Zur Bekämpfung der Armut in Namibia fordern kirchliche Entwicklungsexperten ein bedingungsloses Grundeinkommen für die ganze Bevölkerung. Das Grundeinkommen für alle sei "ein hervorragendes Instrument, um die Würde der Menschen materiell zu sichern", sagte der Aufsichtsratsvorsitzende des Evangelischen Entwicklungsdienstes und Präses der rheinischen Kirche, Nikolaus Schneider, am Freitag auf einer Fachtagung in Wuppertal. Er verwies auf die positiven Ergebnisse eines Pilotprojekts, das seit Anfang 2008 in einem namibischen Dorf mit 1.200 Einwohner läuft.In dem Dorf 100 Kilometer östlich der Hauptstadt Windhuk seien Arbeitslosigkeit und armutsbedingte Kriminalität drastisch gesunken, hieß es in einer ersten Auswertung des Projekts. Der Anteil mangelernährter Kinder sank demnach von 42 auf 17 Prozent. Bei dem Projekt der Evangelisch-Lutherischen Kirche in Namibia erhält jeder Bewohner pro Monat 100 namibische Dollar (rund acht Euro). Schneider plädierte dafür, diesen Versuch auf das ganze Land auszudehnen, um die "Alltagstauglichkeit" dieses Instruments der Armutsbekämpfung zu testen und die "ideologische Debatte" über das Thema Grundeinkommen zu beenden.
Die Unterstützer des Grundeinkommens bilden nach Angaben von Projektleiterin Claudia Haarmann von der Vereinten Evangelischen Mission (VEM) die größte soziale Bewegung in Namibia seit der Unabhängigkeit des südafrikanischen Landes. Sie plädierte zur Finanzierung eines landesweiten Grundeinkommens für ein System der Umverteilung, bei dem den Reichen etwas genommen werden solle, um es den Armen zu geben.
Der evangelisch-lutherische namibische Bischof Zephania Kameeta sagte, durch die Grundsicherung könnten die Menschen ihr Leben selbst in die Hand nehmen. Er hoffe, dass das Pilotpojekt eine "Schneeball-Effekt" habe und auf ganz Namibia ausgeweitet werde. Der namibische Regierungsvertreter Peter Katjavivi begrüßte die kirchliche Initiative. Es helfe, Armut und Unterentwicklung einzudämmen, und trage zur wirtschaftlichen Entwicklung des Landes bei, sagte der Chef der Nationalen Planungskommissionauf in Namibia auf der Wuppertaler Tagung.

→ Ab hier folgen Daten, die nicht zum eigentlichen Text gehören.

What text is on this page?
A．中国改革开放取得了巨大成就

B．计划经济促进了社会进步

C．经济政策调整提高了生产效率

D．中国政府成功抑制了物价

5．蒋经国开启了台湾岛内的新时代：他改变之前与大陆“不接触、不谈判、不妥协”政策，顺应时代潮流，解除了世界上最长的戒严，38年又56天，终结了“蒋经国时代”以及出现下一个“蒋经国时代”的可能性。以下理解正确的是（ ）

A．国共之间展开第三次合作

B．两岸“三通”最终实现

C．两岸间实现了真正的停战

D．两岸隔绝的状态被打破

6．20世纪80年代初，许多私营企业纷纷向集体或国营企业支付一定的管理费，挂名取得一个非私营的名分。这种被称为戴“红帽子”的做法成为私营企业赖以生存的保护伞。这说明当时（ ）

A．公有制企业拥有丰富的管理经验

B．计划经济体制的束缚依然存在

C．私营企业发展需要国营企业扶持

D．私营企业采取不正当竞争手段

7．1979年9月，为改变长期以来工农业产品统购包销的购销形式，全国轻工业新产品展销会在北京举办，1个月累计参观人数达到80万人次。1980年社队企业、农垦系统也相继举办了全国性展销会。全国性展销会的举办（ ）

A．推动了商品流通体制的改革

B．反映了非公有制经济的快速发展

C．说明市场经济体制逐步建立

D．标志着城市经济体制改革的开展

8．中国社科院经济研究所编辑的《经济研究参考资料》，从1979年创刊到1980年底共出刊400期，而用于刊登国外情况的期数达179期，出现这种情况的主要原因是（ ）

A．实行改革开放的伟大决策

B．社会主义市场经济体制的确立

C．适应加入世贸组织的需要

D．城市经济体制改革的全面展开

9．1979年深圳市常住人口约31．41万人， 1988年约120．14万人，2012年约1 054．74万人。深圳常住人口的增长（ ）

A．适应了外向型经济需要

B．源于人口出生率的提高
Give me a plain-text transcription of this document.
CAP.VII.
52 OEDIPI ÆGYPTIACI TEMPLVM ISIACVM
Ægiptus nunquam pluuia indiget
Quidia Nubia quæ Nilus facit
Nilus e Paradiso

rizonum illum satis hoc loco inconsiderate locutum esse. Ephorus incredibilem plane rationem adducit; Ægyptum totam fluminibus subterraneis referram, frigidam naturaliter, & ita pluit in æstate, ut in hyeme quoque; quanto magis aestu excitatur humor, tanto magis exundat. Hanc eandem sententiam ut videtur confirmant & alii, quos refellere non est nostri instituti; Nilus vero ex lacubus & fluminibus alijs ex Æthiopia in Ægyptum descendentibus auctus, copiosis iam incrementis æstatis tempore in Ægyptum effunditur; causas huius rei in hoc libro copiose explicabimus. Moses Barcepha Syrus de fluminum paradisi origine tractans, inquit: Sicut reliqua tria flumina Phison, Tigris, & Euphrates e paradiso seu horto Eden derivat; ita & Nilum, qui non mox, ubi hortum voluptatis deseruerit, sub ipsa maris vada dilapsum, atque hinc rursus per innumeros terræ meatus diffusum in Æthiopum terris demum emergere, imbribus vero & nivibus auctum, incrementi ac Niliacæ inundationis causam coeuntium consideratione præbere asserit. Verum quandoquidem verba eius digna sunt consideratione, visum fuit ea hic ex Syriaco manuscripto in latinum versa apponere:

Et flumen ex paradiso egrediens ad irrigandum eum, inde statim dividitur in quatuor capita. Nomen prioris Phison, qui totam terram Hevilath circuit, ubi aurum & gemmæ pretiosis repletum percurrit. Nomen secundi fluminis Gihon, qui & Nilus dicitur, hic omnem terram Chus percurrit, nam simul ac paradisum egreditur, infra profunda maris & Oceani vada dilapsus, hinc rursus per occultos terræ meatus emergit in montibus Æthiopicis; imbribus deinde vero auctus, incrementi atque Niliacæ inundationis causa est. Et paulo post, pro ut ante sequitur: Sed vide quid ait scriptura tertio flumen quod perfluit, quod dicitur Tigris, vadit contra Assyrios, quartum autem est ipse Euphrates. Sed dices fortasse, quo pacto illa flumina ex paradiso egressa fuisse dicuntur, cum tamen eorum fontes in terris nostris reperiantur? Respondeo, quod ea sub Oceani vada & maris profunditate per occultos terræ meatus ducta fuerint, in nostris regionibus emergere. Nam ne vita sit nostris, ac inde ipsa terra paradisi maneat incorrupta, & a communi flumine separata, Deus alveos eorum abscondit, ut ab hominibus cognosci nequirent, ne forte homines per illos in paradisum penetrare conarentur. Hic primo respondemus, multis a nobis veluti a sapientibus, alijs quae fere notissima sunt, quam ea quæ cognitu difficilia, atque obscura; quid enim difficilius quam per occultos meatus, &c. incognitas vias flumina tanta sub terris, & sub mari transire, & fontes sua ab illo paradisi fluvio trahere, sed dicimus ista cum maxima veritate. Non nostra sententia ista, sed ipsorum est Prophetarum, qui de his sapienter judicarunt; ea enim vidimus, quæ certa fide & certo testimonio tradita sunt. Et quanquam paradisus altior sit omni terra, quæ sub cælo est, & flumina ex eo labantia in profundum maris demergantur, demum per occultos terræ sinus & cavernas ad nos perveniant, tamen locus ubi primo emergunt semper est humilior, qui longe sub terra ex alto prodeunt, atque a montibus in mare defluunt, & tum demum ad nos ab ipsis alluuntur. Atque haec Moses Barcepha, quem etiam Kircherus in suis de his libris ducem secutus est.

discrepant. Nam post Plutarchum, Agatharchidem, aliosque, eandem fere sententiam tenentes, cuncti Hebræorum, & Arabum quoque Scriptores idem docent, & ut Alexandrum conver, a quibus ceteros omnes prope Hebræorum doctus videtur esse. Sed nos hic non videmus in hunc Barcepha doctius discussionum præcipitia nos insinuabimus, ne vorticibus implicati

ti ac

Im Blick auf eine Ausweitung des Projekts zeigte sich Katjavivi aber zurückhaltend: "Wir müssen sehen, ob wir die Mittel haben", sagte er. Die Ergebnisse des Pilotprojekts müssten zudem eingehend geprüft werden. Namibia brauche strukturelle Reformen, um die verbreitete Armut und Ungerechtigkeit zu bekämpfen, betonte Katjavivi. Die Einkommen und die Zahl der Arbeitsplätze müssten zunehmen, auch der Staat brauche mehr Einnahmen aus Steuern. Skeptisch beurteilen auch die Weltbank und der Internationale Währungsfonds (IWF) Überlegungen, der ganzen Bevölkerung eine Grundsicherung zu zahlen.
Das Pilotprojekt in Namibia wird von der VEM sowie der rheinischen und der westfälischen evangelischen Kirche maßgeblich unterstützt. Es soll mindestens bis 2010 laufen. Sie waren Veranstalter der Wuppertaler Tagung, auf der am Abend auch um Konzepte sozialer Grundsicherung in Deutschland gehen sollte.